日本酒で下ごしらえすると、様々な利点があるとの事でしたが、なぜ日本酒に漬けておくと、お肉が柔らかくなるのでしょうか。

そもそも、お肉が固くなる原因は、水分不足です。つまり、様々な加工を経ていくうちに、肉の内部の水分が飛んで行ってしまうのです。

特に、水分を逃さない効果をもたらしている脂分のコーティングが、薄くなってしまいますので、脂分が少なければ少ないほど、余計に肉から水分が飛んで行ってしまい、硬くなってしまいます。

ですから、脂身の少ない肉ほど、余計に硬さが際立ってしまうのです。そこで、水分を肉自体に戻してあげる必要があります。

だからといって、水をかければいいわけではありません。人の体と同じように、保湿クリームのような、保湿膜が必要になります。

ただ、肉から抜けた水分を戻すのは大変なことなので、そこで日本酒を利用して、PHの調整し、保湿効果を持たせることで、水分の減少を防ぎ、水分も日本酒から吸収するということなのです。

肉に日本酒をかけると、本来酸性だった日本酒が、さらに酸性へ傾くことになるので、肉自体の保湿成分が活性化します。それに伴って、肉にお酒の水分が吸収されていくので、肉に水分が行き届きます。

じっくりと吸収されていくので、漬けてすぐに肉が柔らかくなるということはありませんが、大体10時間程度で肉が柔らかくなるのに必要な水分は、戻っていると考えていいです。

そこから焼くときに、肉内部の水分は蒸発していくことになるのですが、下ごしらえの時に水分がある程度戻っていた分、何もしないで焼き上げるよりは、残留水分量が多くなっていて、柔らかくなっているということなのです。

日本酒で下ごしらえする時の注意点

ただ、便利な日本酒の漬け込みなのですが、注意点もあります。

まず、先ほども言った通り、水分は急速に戻るのではなくじっくりと長い時間をかけて戻るということです。実際に20分程度では何もかわりませんので、一晩かけて下ごしらえをするようにしてください。

最低でも10時間以上は必要なので、ステーキなどに調理する前日の夜から、お肉の下ごしらえを始めておくと、ちょうど食べごろになります。

次に、長く漬ければ漬けるだけ美味しくなるというものではないので、注意が必要です。水分が戻りきった後も、長く漬けこんでいると、アルコール分がだんだんとお肉の内部にしみこんできてしまいます。

すると、お肉の臭みがとれるのと引き換えに、お酒の臭みがしみこむことになってしまいます。
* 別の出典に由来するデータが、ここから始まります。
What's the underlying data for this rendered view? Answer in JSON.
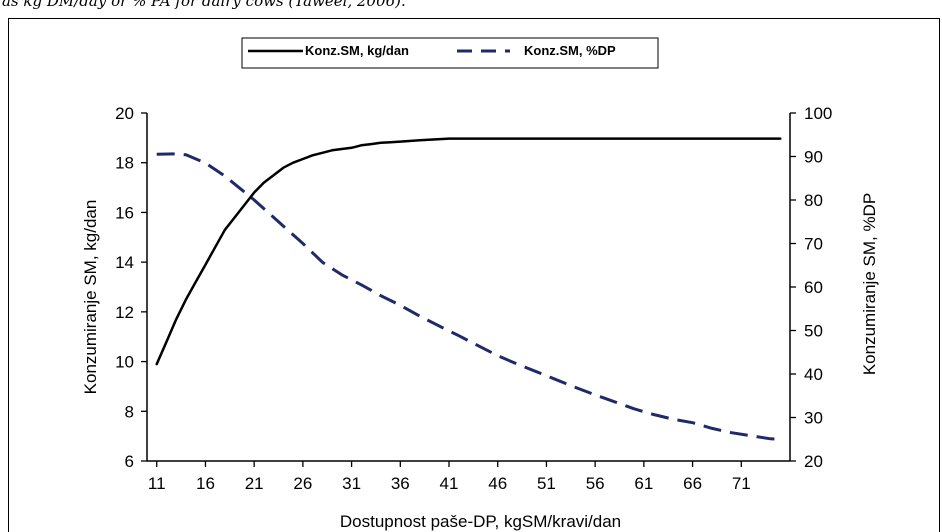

お酒の臭いは、基本的に焼いたりしても消えることがない場合が多いです。

黒くなるまで焼き続ければ消えますが、レアやミディアムなどの過熱具合でステーキを食べたいという方は、内部にしみこんだお酒を、そのまま感じてしまいますので、10時間以上15時間以内の範囲で、お酒から出して調理または保管することをお勧めします。

また、お酒が肉の臭みを消しているので、必要以上にニンニクなどを入れ過ぎると、味が濃く感じることもありますので注意してください。
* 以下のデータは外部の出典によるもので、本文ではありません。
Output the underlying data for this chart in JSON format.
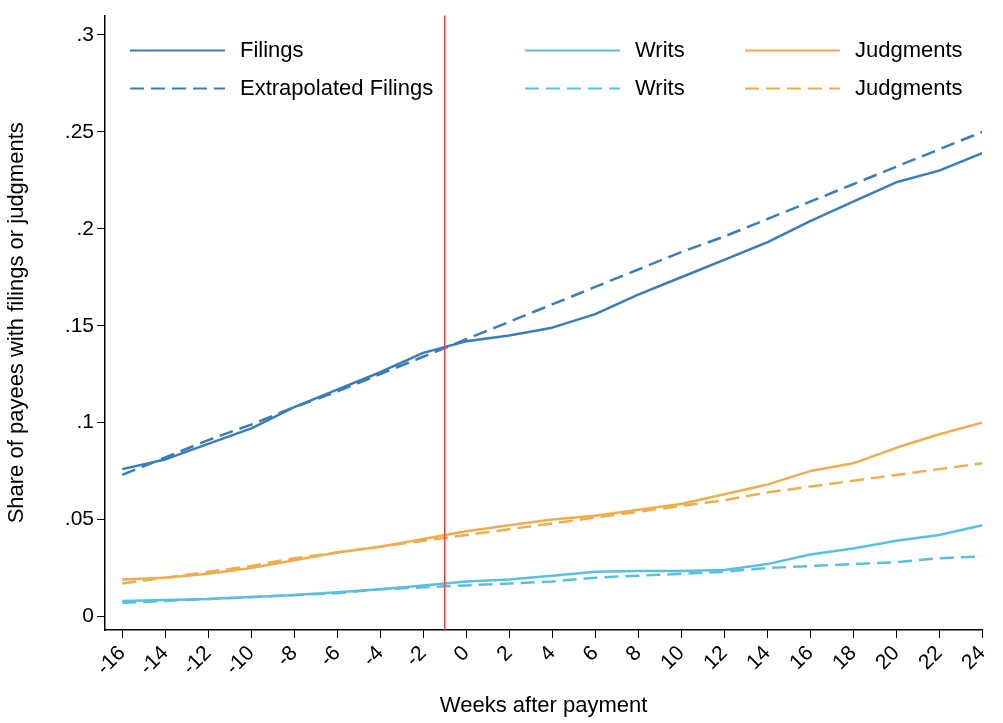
{
  "chart_data": {
    "type": "line",
    "xlabel": "Weeks after payment",
    "ylabel": "Share of payees with filings or judgments",
    "x": [
      -16,
      -14,
      -12,
      -10,
      -8,
      -6,
      -4,
      -2,
      0,
      2,
      4,
      6,
      8,
      10,
      12,
      14,
      16,
      18,
      20,
      22,
      24
    ],
    "series": [
      {
        "name": "Filings",
        "color": "#3a7dbd",
        "line_style": "solid",
        "values": [
          0.076,
          0.081,
          0.089,
          0.097,
          0.108,
          0.117,
          0.126,
          0.136,
          0.142,
          0.145,
          0.149,
          0.156,
          0.166,
          0.175,
          0.184,
          0.193,
          0.204,
          0.214,
          0.224,
          0.23,
          0.239
        ]
      },
      {
        "name": "Extrapolated Filings",
        "color": "#3a7dbd",
        "line_style": "dashed",
        "values": [
          0.073,
          0.082,
          0.091,
          0.099,
          0.108,
          0.116,
          0.125,
          0.134,
          0.143,
          0.152,
          0.161,
          0.17,
          0.179,
          0.188,
          0.196,
          0.205,
          0.214,
          0.223,
          0.232,
          0.241,
          0.25
        ]
      },
      {
        "name": "Writs",
        "color": "#5bbfe0",
        "line_style": "solid",
        "values": [
          0.008,
          0.0085,
          0.009,
          0.01,
          0.011,
          0.0125,
          0.014,
          0.016,
          0.018,
          0.019,
          0.021,
          0.023,
          0.0235,
          0.0235,
          0.024,
          0.027,
          0.032,
          0.035,
          0.039,
          0.042,
          0.047
        ]
      },
      {
        "name": "Writs",
        "color": "#5bbfe0",
        "line_style": "dashed",
        "values": [
          0.007,
          0.008,
          0.009,
          0.01,
          0.011,
          0.012,
          0.014,
          0.015,
          0.016,
          0.017,
          0.018,
          0.02,
          0.021,
          0.022,
          0.023,
          0.025,
          0.026,
          0.027,
          0.028,
          0.03,
          0.031
        ]
      },
      {
        "name": "Judgments",
        "color": "#f0ad4e",
        "line_style": "solid",
        "values": [
          0.019,
          0.02,
          0.022,
          0.025,
          0.029,
          0.033,
          0.036,
          0.04,
          0.044,
          0.047,
          0.05,
          0.052,
          0.055,
          0.058,
          0.063,
          0.068,
          0.075,
          0.079,
          0.087,
          0.094,
          0.1
        ]
      },
      {
        "name": "Judgments",
        "color": "#f0ad4e",
        "line_style": "dashed",
        "values": [
          0.017,
          0.02,
          0.023,
          0.026,
          0.03,
          0.033,
          0.036,
          0.039,
          0.042,
          0.045,
          0.048,
          0.051,
          0.054,
          0.057,
          0.06,
          0.064,
          0.067,
          0.07,
          0.073,
          0.076,
          0.079
        ]
      }
    ],
    "xlim": [
      -16.8,
      24
    ],
    "xticks": [
      -16,
      -14,
      -12,
      -10,
      -8,
      -6,
      -4,
      -2,
      0,
      2,
      4,
      6,
      8,
      10,
      12,
      14,
      16,
      18,
      20,
      22,
      24
    ],
    "ylim": [
      -0.007,
      0.31
    ],
    "yticks": [
      {
        "value": 0,
        "label": "0"
      },
      {
        "value": 0.05,
        "label": ".05"
      },
      {
        "value": 0.1,
        "label": ".1"
      },
      {
        "value": 0.15,
        "label": ".15"
      },
      {
        "value": 0.2,
        "label": ".2"
      },
      {
        "value": 0.25,
        "label": ".25"
      },
      {
        "value": 0.3,
        "label": ".3"
      }
    ],
    "ref_lines": [
      {
        "axis": "x",
        "value": -1,
        "color": "#e8413a"
      }
    ],
    "grid": false,
    "legend": "top",
    "marker": "none"
  }
}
最後に、火加減が弱いとアルコール分が残ることがあるので、長く漬けた場合は、火を良く通してくださいということです。

特にお子様がいる場合には、漬けておいたお肉のアルコール分を完全に飛ばすために、長い時間をかけて、弱火でじっくりと焼き上げてください。

そうすれば安全に、それでいて美味しく柔らかいお肉を、食べることができます。